O jovem de 25 anos diz que é frequentemente atraído por destinos "fora dos circuitos habituais" e que queria explorar um lado da Europa diferente dos locais habituais. No ano passado, a Moldova registou 67 631 chegadas de visitantes estrangeiros.

Embora este número represente um aumento de 55,1% em relação a 2023, é um enorme contraste em relação a países como a Espanha, que recebeu um número recorde de 94 milhões de turistas internacionais no ano passado.

Tully, de Cambridge, diz que uma viagem à Transnístria é como se tivesse "entrado numa máquina do tempo" e é o local perfeito para qualquer "nerd" de história interessado na União Soviética.

Um dos seus pontos altos é a Fortaleza de Bendery, uma estrutura do século XV na margem direita do rio Dniester, e almoçar na cantina da URSS no centro de Tiraspol.

"Está coberta de objectos de recordação soviética", diz à Euronews Travel. "É velha, húmida e vê-se bolor negro a crescer nas paredes, mas isso faz parte da experiência!"

Quem aqui almoça também pode ouvir música soviética que "toca nos altifalantes" e deiciar-se com "comida ao estilo tradicional soviético, composta por carne, legumes e muitos pickles."

Tully também visitou uma pequena livraria chamada "House of Book" (Casa do Livro), que também suscitou curiosidade nas redes sociais. Aqui, poderá encontrar lembranças com imagens de Vladimir Putin, desde posters a ímanes de frigorífico.

É seguro visitar a Transnístria?

O Foreign, Commonwealth and Development Office do Reino Unido(FCDO) desaconselha atualmente todas as formas de viagem à Transnístria devido à atividade militar generalizada na Ucrânia, que se situa perto das fronteiras da Transnístria, bem como ao risco de cortes de energia.

"A capacidade do FCDO para oferecer apoio é extremamente limitada e será ainda mais limitada se houver uma ação militar na, ou perto da, fronteira Moldova-Ucrânia", afirma o organismo.

Tully diz que tinha conhecimento dos avisos de viagem, que podem invalidar o seu seguro de viagem, mas decidiu avançar com a viagem depois de ter feito a sua própria investigação.

Harry Tully durante a sua viagem à Transnístria.
Harry Tully durante a sua viagem à Transnístria.
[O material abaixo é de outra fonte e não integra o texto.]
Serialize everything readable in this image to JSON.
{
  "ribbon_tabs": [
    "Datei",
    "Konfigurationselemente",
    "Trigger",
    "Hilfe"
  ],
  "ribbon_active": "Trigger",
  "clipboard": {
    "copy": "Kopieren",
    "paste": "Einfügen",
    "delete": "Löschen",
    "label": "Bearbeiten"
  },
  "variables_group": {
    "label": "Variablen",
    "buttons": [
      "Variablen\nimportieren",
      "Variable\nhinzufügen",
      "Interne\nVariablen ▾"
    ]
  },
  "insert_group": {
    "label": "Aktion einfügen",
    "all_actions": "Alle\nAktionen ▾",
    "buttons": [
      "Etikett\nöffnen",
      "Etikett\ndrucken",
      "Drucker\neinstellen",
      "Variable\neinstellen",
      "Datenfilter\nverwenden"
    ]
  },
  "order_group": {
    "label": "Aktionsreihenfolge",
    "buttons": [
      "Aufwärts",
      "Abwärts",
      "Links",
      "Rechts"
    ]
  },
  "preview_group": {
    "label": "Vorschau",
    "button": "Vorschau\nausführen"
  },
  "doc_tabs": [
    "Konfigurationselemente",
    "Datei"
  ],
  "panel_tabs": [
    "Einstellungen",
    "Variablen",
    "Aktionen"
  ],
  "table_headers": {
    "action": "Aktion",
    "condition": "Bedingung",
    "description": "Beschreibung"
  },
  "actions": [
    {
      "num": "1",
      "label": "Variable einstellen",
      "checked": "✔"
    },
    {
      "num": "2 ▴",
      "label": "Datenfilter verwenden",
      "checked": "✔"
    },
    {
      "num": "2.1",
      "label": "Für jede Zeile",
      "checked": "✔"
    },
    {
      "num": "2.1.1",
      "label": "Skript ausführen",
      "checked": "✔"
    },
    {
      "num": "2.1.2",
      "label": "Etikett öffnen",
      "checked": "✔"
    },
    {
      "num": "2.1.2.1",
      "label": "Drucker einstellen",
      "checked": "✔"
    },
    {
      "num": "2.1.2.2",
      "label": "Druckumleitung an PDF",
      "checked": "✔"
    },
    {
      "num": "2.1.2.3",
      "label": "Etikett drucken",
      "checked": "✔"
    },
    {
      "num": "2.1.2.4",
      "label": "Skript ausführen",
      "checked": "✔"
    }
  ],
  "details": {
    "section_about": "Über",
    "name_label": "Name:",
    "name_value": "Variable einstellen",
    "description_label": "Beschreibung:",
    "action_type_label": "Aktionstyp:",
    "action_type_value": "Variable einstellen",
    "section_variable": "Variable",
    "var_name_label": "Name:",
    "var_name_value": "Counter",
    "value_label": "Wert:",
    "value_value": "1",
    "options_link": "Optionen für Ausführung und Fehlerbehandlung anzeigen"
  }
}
Harry Tully.

"A minha família pensou que eu era louco e que estava a ter uma crise de meia-idade", conta.

"Devo admitir que estava um pouco nervoso quando cheguei à fronteira, onde me deparei com tanques, soldados e guardas fronteiriços russos que me perguntaram o motivo da minha visita", conta.

Apesar da grande presença militar russa, Tully não teve problemas em nenhum dos postos de controlo ou com as tropas que patrulhavam as ruas.

"Só temos de ser sensatos e respeitar as regras", acrescenta. "A viagem mostrou-me realmente que não se pode julgar um lugar até que o tenhamos visto pessoalmente."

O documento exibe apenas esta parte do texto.